One of the main differences between application servers and ESBs is appservers are traditionally integrated with a hub-and-spoke architecture. ESBs, on the other hand, use a distributed integration architecture.
Mule - What is it?
Ross Mason is the founder and primary developer of Mule. From its homepage:
Mule is an Enterprise Service Bus (ESB) messaging framework. It is a scalable, highly distributable object broker that can seamlessly handle interactions with services and applications using disparate transport and messaging technologies.

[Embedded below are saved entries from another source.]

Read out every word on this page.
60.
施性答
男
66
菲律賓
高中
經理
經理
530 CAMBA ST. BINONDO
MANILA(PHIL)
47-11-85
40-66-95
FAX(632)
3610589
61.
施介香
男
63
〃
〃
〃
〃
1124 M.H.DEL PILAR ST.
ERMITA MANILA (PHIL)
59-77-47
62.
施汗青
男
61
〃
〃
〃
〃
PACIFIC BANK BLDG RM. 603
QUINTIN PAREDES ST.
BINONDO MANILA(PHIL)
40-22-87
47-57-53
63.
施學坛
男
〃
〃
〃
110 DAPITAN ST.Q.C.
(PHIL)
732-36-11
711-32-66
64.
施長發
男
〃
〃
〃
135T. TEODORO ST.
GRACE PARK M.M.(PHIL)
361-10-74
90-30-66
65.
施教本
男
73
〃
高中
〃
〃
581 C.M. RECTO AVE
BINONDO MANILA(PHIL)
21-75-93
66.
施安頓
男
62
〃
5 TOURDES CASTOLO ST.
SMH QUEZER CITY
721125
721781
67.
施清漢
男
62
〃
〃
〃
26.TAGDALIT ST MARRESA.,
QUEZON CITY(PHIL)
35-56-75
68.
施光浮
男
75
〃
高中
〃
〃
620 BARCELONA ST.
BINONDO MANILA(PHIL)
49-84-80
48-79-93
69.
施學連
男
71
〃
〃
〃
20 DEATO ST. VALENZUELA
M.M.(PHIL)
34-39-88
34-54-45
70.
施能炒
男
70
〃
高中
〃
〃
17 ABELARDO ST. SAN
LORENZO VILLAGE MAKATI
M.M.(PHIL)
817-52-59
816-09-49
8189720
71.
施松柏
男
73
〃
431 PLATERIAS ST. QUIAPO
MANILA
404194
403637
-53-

Mule is an event-based architecture. Actions within a Mule network are triggered by either events occurring in Mule or in external systems. It's a light-weight messaging framework that's highly distributable and very pluggable (i.e. for multiple transports and protocols). Mule supports Web Services using Axis or Glue.
A Closer Look at Mule
The basic building block is a "UMO Component". This component is used to wire applications together - it's basically a POJO that can optionally implement interfaces if it wants to hook into lifecycle events. An application communicates with the UMO component through a channel (i.e. TCP/IP or JMS). This channel talks to a message receiver that works with a connector that's backed by a transformer and formats it for the UMO component (whoa, that's a mouthful - and that's only inbound!). When going to the receiving application, the process starts from the UMO component, goes though the outbound router - and plows through the whole transformer » connector » message dispatch » channel » application process again. Here's a diagram of this process that I found on Mule's website:
Mule supports many different endpoints: POP3/SMTP, JMS Topic or Queue, HTTP, File, VM (w/in the JVM), SOAP, RMI and EJB. Each of these have their own URI prefix.
I tuned out for the rest of Tom's talk (sorry Tom). The whole ESB topic is pretty dry IMO, but Tom seemed to do a good job of keeping the audience interested.